U.S. hoteliers have worked hard to come to terms with the new normal in a post-pandemic world. Lenders and hoteliers have adapted to the post-pandemic environment, adjusting to 11 rate hikes in the span of 22 months, fluctuations in the capital markets, and labor market challenges - all of which are a byproduct of the Feds unrelenting war against inflation.
All of this is further underpinned by global geopolitical conflicts in Ukraine and escalating conflict in the Middle East and the US entering what is sure to be a contentious US presidential election.
In the micro chasm of CRE, all headlines are on the office sector, which has imploded on itself even as work-from-home mandates have become normalized. Travel costs have escalated while advances in video conferencing technology increasingly replace the need to travel. With leases coming due on office spaces that have remained vacant since the pandemic coupled with rising interest rates, these factors set up the segment for a major correction and will test the balance sheets of many financial institutions in absorbing write-downs or losses due to non-performance.
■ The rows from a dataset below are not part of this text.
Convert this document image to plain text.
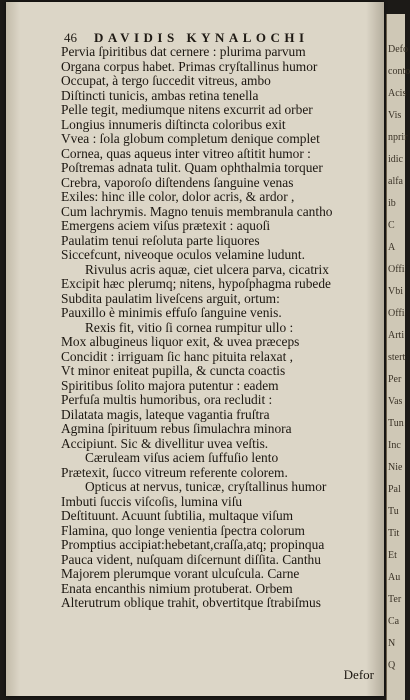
46 DAVIDIS KYNALOCHI
Pervia ſpiritibus dat cernere : plurima parvum
Organa corpus habet. Primas cryſtallinus humor
Occupat, à tergo ſuccedit vitreus, ambo
Diſtincti tunicis, ambas retina tenella
Pelle tegit, mediumque nitens excurrit ad orber
Longius innumeris diſtincta coloribus exit
Vvea : ſola globum completum denique complet
Cornea, quas aqueus inter vitreo aſtitit humor :
Poſtremas adnata tulit. Quam ophthalmia torquer
Crebra, vaporoſo diſtendens ſanguine venas
Exiles: hinc ille color, dolor acris, & ardor ,
Cum lachrymis. Magno tenuis membranula cantho
Emergens aciem viſus prætexit : aquoſi
Paulatim tenui reſoluta parte liquores
Siccefcunt, niveoque oculos velamine ludunt.
Rivulus acris aquæ, ciet ulcera parva, cicatrix
Excipit hæc plerumq; nitens, hypoſphagma rubede
Subdita paulatim liveſcens arguit, ortum:
Pauxillo è minimis effuſo ſanguine venis.
Rexis fit, vitio ſi cornea rumpitur ullo :
Mox albugineus liquor exit, & uvea præceps
Concidit : irriguam ſic hanc pituita relaxat ,
Vt minor eniteat pupilla, & cuncta coactis
Spiritibus ſolito majora putentur : eadem
Perfuſa multis humoribus, ora recludit :
Dilatata magis, lateque vagantia fruſtra
Agmina ſpirituum rebus ſimulachra minora
Accipiunt. Sic & divellitur uvea veſtis.
Cæruleam viſus aciem ſuffuſio lento
Prætexit, ſucco vitreum referente colorem.
Opticus at nervus, tunicæ, cryſtallinus humor
Imbuti ſuccis viſcoſis, lumina viſu
Deſtituunt. Acuunt ſubtilia, multaque viſum
Flamina, quo longe venientia ſpectra colorum
Promptius accipiat:hebetant,craſſa,atq; propinqua
Pauca vident, nuſquam diſcernunt diſſita. Canthu
Majorem plerumque vorant ulcuſcula. Carne
Enata encanthis nimium protuberat. Orbem
Alterutrum oblique trahit, obvertitque ſtrabiſmus
Defor
Defo
conto
Acis
Vis
nprir
idic
alfa
ib
C
A
Offi
Vbi
Offi
Arti
stert
Per
Vas
Tun
Inc
Nie
Pal
Tu
Tit
Et
Au
Ter
Ca
N
Q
All CRE segments have their own idiosyncrasies, and yet hospitality has been a beacon of optimism for investors in terms of cash flow, upside potential, and value retention in comparison to office, retail, and multifamily. Despite the headwinds, the Hospitality industry is still resilient even as inflation continues to be an ongoing concern. There is relief, however, as it seems to have tapered down from peak levels. An increasing number of markets are returning or surpassing 2019 Occupancy and ADR levels, and the data trends show that RevPar, ADR, and Occupancy may continue to grow at incremental levels nationwide. For 2024, CBRE is forecasting 2.3% ADR growth and 3% RevPar growth, with RevPar being 13% higher nationwide than in 2019.
Where the industry is feeling the economic turbulence in access to capital in relation to evolving underwriting standards as institutions adapt to CECL and regulatory capital guidance. It’s a bit ironic given the newfound market stability in numerous MSAs across the US post-pandemic; however, the financing landscape is having the most prominent effect on the industry. Trade volume had significantly slowed through 2023. Both buyers and sellers had held out from pulling the trigger, thinking that interest rate cuts would spur activity in hotel investment sales.